When I was a web developer, we used to call this idea graceful degradation, or progressive enhancement.
The idea is: don't assume JS will be there, but feel free to use it if it is. Specifically, this means Don't Break if CSS or JS or images are missing.
We abandoned that idea in web development, and frankly most web developers never embraced it to begin with.
But if we can embrace decentralization, and specifically embrace a more peer-to-peer relationships, and open standards for communication, we can ensure that every multi-decade computer can communicate with every other multi-decade computer.
The multi-decade web?
The peer-to-peer web.
A web independent of the internet.
UUCP?
@ajroach42 This sounds somewhat in line with the DAT protocol. https://docs.dat.foundation/docs/intro
@jos Me on Dat in 2017: http://ajroach42.com/steps-towards-a-web-without-the-internet/
@ajroach42 Ha, awesome, will read tonight!
@ajroach42 This thread stirs up so many "yes!" thoughts in me, where to start?
I make a habit of periodically working from a #VT510. A realy VT510, says "digital" on the front and everything. It is connected to a Raspberry Pi on a cart, and from there I ssh to my "real" workstation (though the newer Pi4s are getting to be nearly capable enough of that on their own.) One of the biggest hurdles I face is UTF-8, but it is fantastic focus mode and a bit of a stop back in time.

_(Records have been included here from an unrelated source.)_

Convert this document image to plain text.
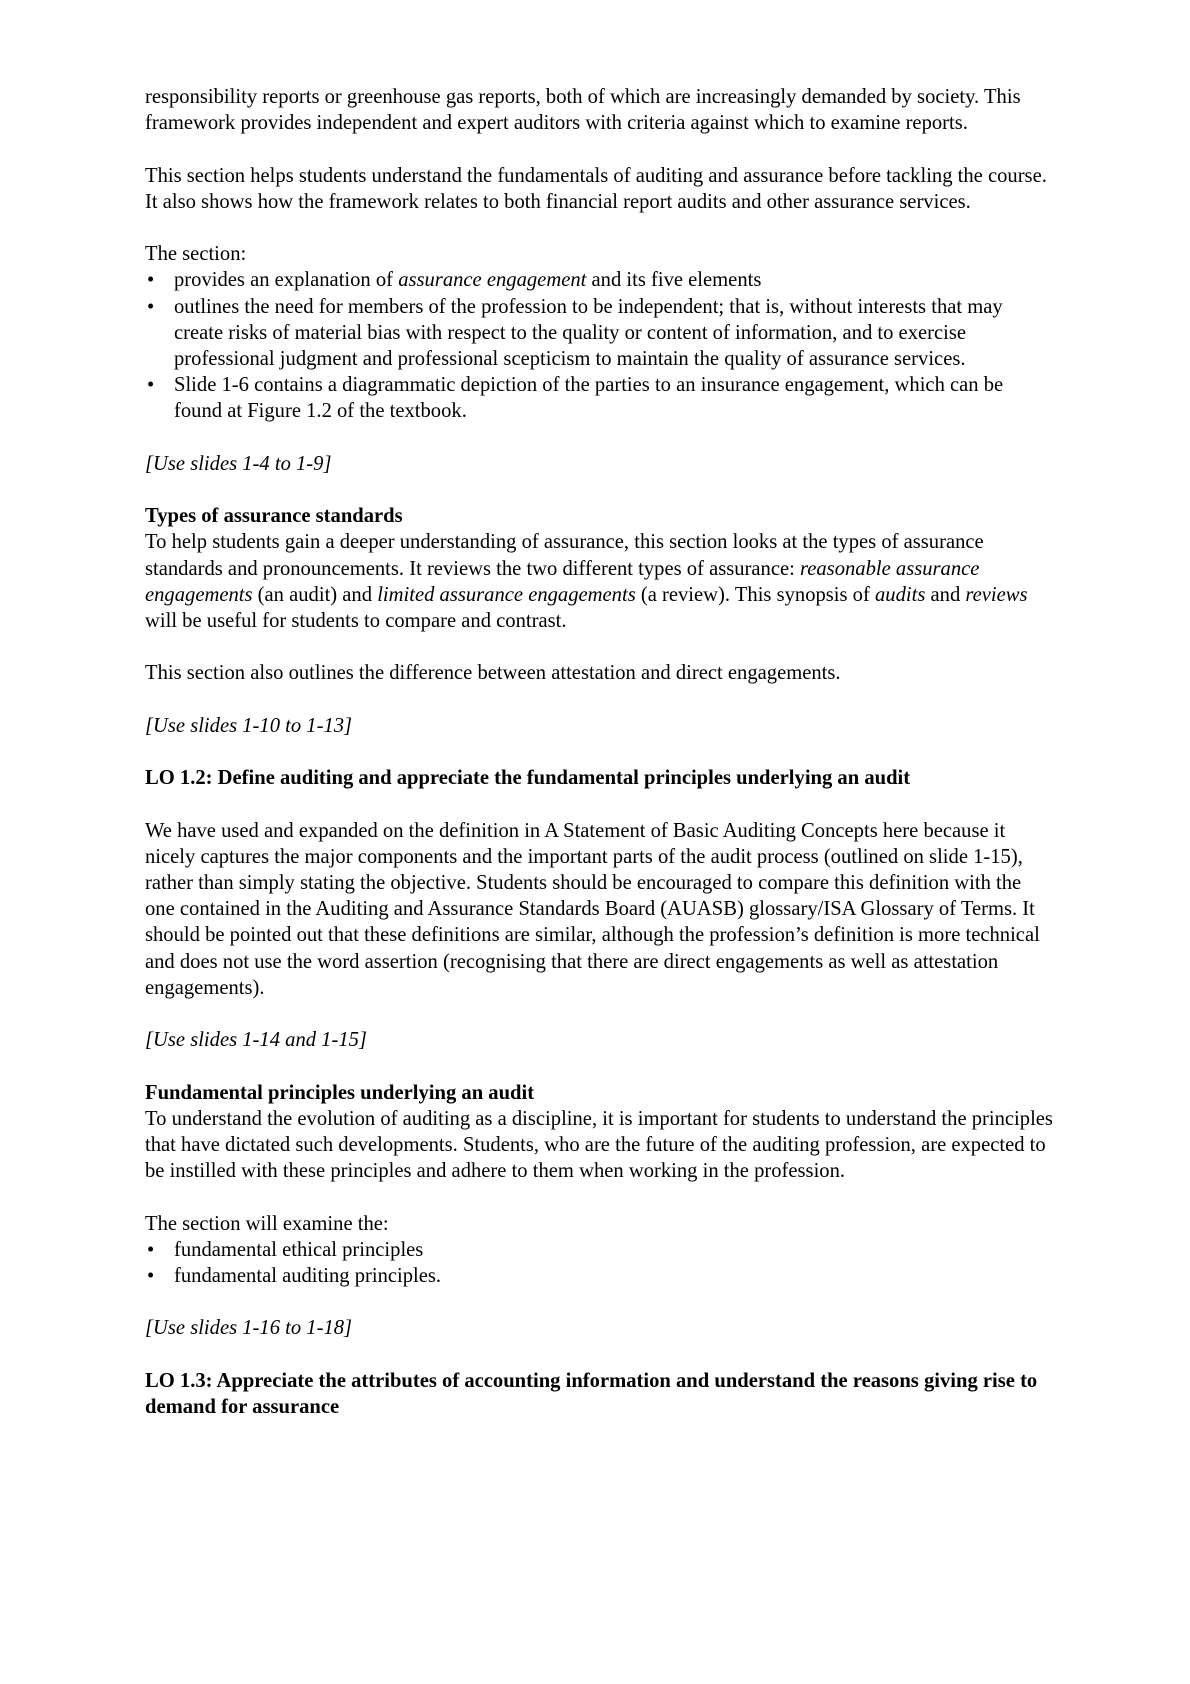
responsibility reports or greenhouse gas reports, both of which are increasingly demanded by society. This framework provides independent and expert auditors with criteria against which to examine reports.

This section helps students understand the fundamentals of auditing and assurance before tackling the course. It also shows how the framework relates to both financial report audits and other assurance services.

The section:

• provides an explanation of assurance engagement and its five elements
• outlines the need for members of the profession to be independent; that is, without interests that may create risks of material bias with respect to the quality or content of information, and to exercise professional judgment and professional scepticism to maintain the quality of assurance services.
• Slide 1-6 contains a diagrammatic depiction of the parties to an insurance engagement, which can be found at Figure 1.2 of the textbook.

[Use slides 1-4 to 1-9]

Types of assurance standards

To help students gain a deeper understanding of assurance, this section looks at the types of assurance standards and pronouncements. It reviews the two different types of assurance: reasonable assurance engagements (an audit) and limited assurance engagements (a review). This synopsis of audits and reviews will be useful for students to compare and contrast.

This section also outlines the difference between attestation and direct engagements.

[Use slides 1-10 to 1-13]

LO 1.2: Define auditing and appreciate the fundamental principles underlying an audit

We have used and expanded on the definition in A Statement of Basic Auditing Concepts here because it nicely captures the major components and the important parts of the audit process (outlined on slide 1-15), rather than simply stating the objective. Students should be encouraged to compare this definition with the one contained in the Auditing and Assurance Standards Board (AUASB) glossary/ISA Glossary of Terms. It should be pointed out that these definitions are similar, although the profession’s definition is more technical and does not use the word assertion (recognising that there are direct engagements as well as attestation engagements).

[Use slides 1-14 and 1-15]

Fundamental principles underlying an audit

To understand the evolution of auditing as a discipline, it is important for students to understand the principles that have dictated such developments. Students, who are the future of the auditing profession, are expected to be instilled with these principles and adhere to them when working in the profession.

The section will examine the:

• fundamental ethical principles
• fundamental auditing principles.

[Use slides 1-16 to 1-18]

LO 1.3: Appreciate the attributes of accounting information and understand the reasons giving rise to demand for assurance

@ajroach42 One problem with #UUCP is its security model is, shall we say, from an earlier era. Neither strong cryptography nor strong authentication are built in, and both are a must these days. However, #NNCP is a modern replacement that might be good: http://www.nncpgo.org/index.html
Also I have been re-reading some of @joeyh's blog posts about offgrid living. Can't help but love modern always-on Internet, also can't help but think "I'll go online when the sun says I will" has a deeper purpose too.
@ajroach42 Great ideas. Thanks for sharing, as always.
You mention using other computers as peripherals to provide input to the "brain" ESP32, but since it is so cheap and powerful enough, why not use other ESP32s for this task?
One could group protocols and APIs according to some taxonomy and, theoretically, provide a purpose-built OS who's purpose is to translate one of those groups into the new common 100-year computer format for the "brain" ESP32.
Like a local ESP32 cluster.
@groovestomp certainly, especially today.
I was imaging a time when something that was required of a computer in order to remain moderately relevant outstripped the ability of the esp32, but that's a long road.
@ajroach42 #ProgressiveEnhancement is better than #GracefulDegradation since it provides more #Accessability.
And even when web developers embraced it, your browser probably fetched JS you didn't execute. Your browser probably fetched images you didn't view. Your browser probably loaded CSS files, even if you didn't interpret them.